Chapitre 6. Les genres réunionnais
p. 77-83
Texte intégral
Les débuts de la systématique culicidienne
1Le tout premier moustique fut décrit en 1758 par le naturaliste suédois Carl von Linné (1707-1778), sous le nom latin de Culex pipiens, signifiant « le moucheron qui piaule1 ». En dénommant cette espèce, Linné se référait sûrement au son que ce nuisant produit lorsqu’il volète près de notre oreille. Le terme Culex désignait chez les Latins un animal s’attaquant à la peau, et il fut donc choisi par Linné pour dénommer ce nouveau genre regroupant à son origine divers diptères aux propriétés vulnérantes, dont les moustiques actuels.
2Il rattacha à ce genre Culex cinq autres espèces2 qui furent publiées dans la dixième édition du Systema Naturae per regna tria naturae3, premier ouvrage s’attachant à la classification des êtres vivants et qui fut le point de départ de la nomenclature zoologique actuelle4 (fig. 6.1). Linné s’appuya sur deux principes. Tout d’abord, il désigna une espèce par un binôme de deux mots latins (ou grecs), le premier désignant le genre, le second l’espèce. Le genre permet de rapprocher les individus ayant des caractères communs, tandis que l’espèce met l’accent sur la différence. Le deuxième principe classe les espèces à l’intérieur d’une hiérarchie. Il créa ainsi plusieurs niveaux de classements emboîtés : règne, classe, ordre, genre et enfin espèce.
3Depuis le premier janvier 1758, date arbitraire fixée par le Code de nomenclature zoologique, tous les êtres vivants du règne animal sont donc définis selon ce principe d’un nom binominal composé d’un nom de genre, puis éventuellement d’un nom de sous-genre (entre parenthèses) et par le nom d’espèce proprement dit, par exemple Aedes (Stegomyia) albopictus, pour le moustique tigre, ou Homo sapiens pour l’Homme5, autrement dit, pour cette dernière, qui relève de l’espèce sapiens (sage) et du genre Homo (homme).

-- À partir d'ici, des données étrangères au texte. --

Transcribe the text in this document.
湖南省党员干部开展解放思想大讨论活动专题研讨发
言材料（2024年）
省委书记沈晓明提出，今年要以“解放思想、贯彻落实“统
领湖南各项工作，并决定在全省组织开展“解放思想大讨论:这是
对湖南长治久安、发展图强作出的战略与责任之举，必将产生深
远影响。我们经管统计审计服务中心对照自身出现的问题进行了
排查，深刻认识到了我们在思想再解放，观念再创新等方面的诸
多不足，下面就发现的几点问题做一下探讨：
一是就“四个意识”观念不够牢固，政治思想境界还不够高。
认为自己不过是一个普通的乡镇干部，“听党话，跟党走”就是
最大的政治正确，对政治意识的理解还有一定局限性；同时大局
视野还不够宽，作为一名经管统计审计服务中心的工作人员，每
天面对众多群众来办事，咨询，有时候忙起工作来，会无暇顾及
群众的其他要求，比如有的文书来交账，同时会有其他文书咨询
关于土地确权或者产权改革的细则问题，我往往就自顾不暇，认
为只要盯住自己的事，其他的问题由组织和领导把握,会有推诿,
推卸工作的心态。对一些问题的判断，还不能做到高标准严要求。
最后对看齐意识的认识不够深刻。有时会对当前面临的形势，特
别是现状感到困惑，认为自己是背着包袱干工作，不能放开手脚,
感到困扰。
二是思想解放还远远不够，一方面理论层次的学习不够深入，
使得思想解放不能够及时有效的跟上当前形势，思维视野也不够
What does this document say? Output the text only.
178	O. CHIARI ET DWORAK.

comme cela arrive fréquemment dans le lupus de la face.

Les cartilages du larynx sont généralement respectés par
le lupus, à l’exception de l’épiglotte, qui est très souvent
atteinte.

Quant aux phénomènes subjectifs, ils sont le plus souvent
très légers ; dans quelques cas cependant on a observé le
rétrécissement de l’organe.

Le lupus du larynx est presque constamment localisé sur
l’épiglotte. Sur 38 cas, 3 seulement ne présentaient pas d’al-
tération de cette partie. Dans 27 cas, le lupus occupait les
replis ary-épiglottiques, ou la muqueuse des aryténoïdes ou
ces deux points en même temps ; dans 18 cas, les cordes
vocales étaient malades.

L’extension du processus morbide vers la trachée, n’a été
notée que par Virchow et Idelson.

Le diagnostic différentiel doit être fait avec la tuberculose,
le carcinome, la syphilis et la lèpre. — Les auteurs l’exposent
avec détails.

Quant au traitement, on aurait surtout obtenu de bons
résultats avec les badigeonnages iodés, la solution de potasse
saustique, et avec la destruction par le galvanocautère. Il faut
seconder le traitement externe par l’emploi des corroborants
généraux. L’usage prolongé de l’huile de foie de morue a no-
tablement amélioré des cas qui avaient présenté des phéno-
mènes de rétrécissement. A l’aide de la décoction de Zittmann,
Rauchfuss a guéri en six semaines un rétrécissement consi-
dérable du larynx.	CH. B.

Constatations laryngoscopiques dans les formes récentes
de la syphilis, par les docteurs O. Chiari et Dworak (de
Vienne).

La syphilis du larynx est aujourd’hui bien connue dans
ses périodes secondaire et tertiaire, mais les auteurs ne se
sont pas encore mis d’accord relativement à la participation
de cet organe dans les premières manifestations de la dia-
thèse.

On écrit les noms d’espèce en italique. Le genre et le sous-genre ont une première lettre écrite en majuscule, celle de l’espèce reste toujours en minuscule. Le spécimen qui a servi à la description d’une nouvelle espèce sert de référence et est dénommé holotype.

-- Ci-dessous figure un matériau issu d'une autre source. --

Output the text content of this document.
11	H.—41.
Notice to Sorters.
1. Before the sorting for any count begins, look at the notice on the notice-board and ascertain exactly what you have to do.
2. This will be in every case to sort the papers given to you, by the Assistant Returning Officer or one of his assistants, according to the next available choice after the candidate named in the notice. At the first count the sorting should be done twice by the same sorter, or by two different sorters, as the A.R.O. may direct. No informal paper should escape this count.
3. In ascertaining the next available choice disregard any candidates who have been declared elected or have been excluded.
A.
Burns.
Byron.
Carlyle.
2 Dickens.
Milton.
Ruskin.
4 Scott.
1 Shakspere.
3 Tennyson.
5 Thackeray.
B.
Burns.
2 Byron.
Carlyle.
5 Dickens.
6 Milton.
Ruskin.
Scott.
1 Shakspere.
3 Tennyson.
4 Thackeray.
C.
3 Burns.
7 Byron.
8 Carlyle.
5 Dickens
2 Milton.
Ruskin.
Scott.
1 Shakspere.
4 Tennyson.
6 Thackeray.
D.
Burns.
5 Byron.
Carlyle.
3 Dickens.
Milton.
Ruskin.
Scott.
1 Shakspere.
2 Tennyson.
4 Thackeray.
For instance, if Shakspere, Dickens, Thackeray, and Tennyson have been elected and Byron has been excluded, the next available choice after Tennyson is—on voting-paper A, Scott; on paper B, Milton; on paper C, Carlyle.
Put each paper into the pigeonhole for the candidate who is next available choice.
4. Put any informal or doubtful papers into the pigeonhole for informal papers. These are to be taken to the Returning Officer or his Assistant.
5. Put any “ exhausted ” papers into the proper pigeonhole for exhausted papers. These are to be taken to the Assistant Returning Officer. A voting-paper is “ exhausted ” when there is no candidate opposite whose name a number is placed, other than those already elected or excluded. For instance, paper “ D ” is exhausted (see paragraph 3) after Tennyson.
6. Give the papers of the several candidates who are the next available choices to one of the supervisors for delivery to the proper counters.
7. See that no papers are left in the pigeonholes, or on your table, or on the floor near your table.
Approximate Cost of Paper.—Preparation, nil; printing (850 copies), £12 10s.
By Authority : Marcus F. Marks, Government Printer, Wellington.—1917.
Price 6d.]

4L’entomologiste Pierre André Latreille (1762-1833), du Muséum national d’histoire naturelle de Paris, dans son ouvrage Précis des caractères génériques des insectes disposés dans un ordre naturel paru en 1796, créa des catégories intermédiaires entre l’ordre et le genre : famille, tribu, sous-tribu. Il établit en 1810 la tribu des Culicides définie par la « présence d’une trompe à tige très courte et terminée par deux lèvres dilatées, ou [d’une trompe] étroite, allongée et cylindrique, mais perpendiculaire et aux palpes courbés ». Il inclut cette tribu dans la famille des Tipulaires définis par leurs « antennes grêles, filiformes ou sétacées, plus longues que la tête », caractère qui définit actuellement le sous-ordre des Nematocera.

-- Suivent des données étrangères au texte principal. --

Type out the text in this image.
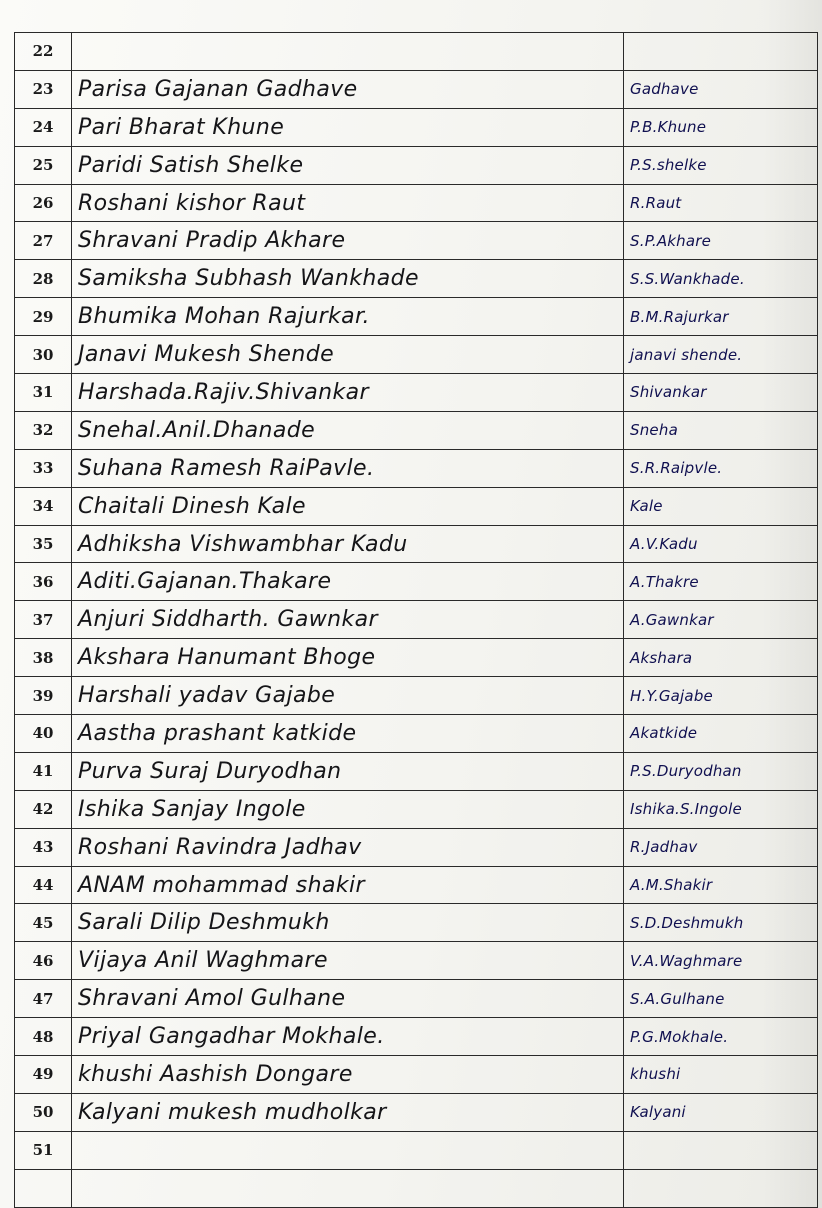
22		
23	Parisa Gajanan Gadhave	Gadhave
24	Pari Bharat Khune	P.B.Khune
25	Paridi Satish Shelke	P.S.shelke
26	Roshani kishor Raut	R.Raut
27	Shravani Pradip Akhare	S.P.Akhare
28	Samiksha Subhash Wankhade	S.S.Wankhade.
29	Bhumika Mohan Rajurkar.	B.M.Rajurkar
30	Janavi Mukesh Shende	janavi shende.
31	Harshada.Rajiv.Shivankar	Shivankar
32	Snehal.Anil.Dhanade	Sneha
33	Suhana Ramesh RaiPavle.	S.R.Raipvle.
34	Chaitali Dinesh Kale	Kale
35	Adhiksha Vishwambhar Kadu	A.V.Kadu
36	Aditi.Gajanan.Thakare	A.Thakre
37	Anjuri Siddharth. Gawnkar	A.Gawnkar
38	Akshara Hanumant Bhoge	Akshara
39	Harshali yadav Gajabe	H.Y.Gajabe
40	Aastha prashant katkide	Akatkide
41	Purva Suraj Duryodhan	P.S.Duryodhan
42	Ishika Sanjay Ingole	Ishika.S.Ingole
43	Roshani Ravindra Jadhav	R.Jadhav
44	ANAM mohammad shakir	A.M.Shakir
45	Sarali Dilip Deshmukh	S.D.Deshmukh
46	Vijaya Anil Waghmare	V.A.Waghmare
47	Shravani Amol Gulhane	S.A.Gulhane
48	Priyal Gangadhar Mokhale.	P.G.Mokhale.
49	khushi Aashish Dongare	khushi
50	Kalyani mukesh mudholkar	Kalyani
51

5Peu de temps après, en 1818, alors que seules 36 espèces de moustiques avaient été décrites, Meigen, entomologiste allemand, retira de l’unique genre existant Culex les espèces qui possèdent des palpes aussi longs que la trompe dans les deux sexes. Il créa pour elles le genre Anopheles. Dans la même publication, sur la proposition des naturalistes allemands Wiedemann et Hoffmansegg6, Meigen établit le genre Aedes pour une espèce nouvelle particulière, Aedes cinereus, aux palpes courts dans les deux sexes. Le genre Culex conserva uniquement les espèces aux palpes longs chez le mâle et courts chez la femelle. Meigen éleva la tribu des Culicides au rang de famille ; il créa ainsi la famille des Culicidae pour accueillir ces trois genres : Anopheles, Aedes et Culex. Les trois principaux genres de moustiques sont ainsi créés à cette date de 1818, et leur définition va évoluer et s’affiner au gré des découvertes d’espèces nouvelles, certaines nécessitant la création de nouveaux genres pour les accueillir.
6En 1900, soit cent quarante-deux ans après Linné, seuls 328 taxa de moustiques sont décrits et répartis en douze genres. Considérés de peu d’intérêt, les moustiques n’ont en effet pas soulevé la curiosité des naturalistes jusqu’au début du xxe siècle.
La révolution culicidienne
7Les découvertes successives du rôle vecteur fondamental des moustiques dans la transmission de la filariose lymphatique (1878), du paludisme (1881) et de la fièvre jaune (1900)7 leur apportèrent une toute nouvelle considération. En 1899, la Royal Society of London, désireuse d’enquêter sur les causes et le contrôle du paludisme, chargea Frederic Vincent Theobald, du British Museum, de préparer une monographie sur les moustiques. En une décennie (1900-1910), 1 213 nouvelles descriptions de moustiques furent produites, dont 650 demeurent valides de nos jours (fig. 6.2).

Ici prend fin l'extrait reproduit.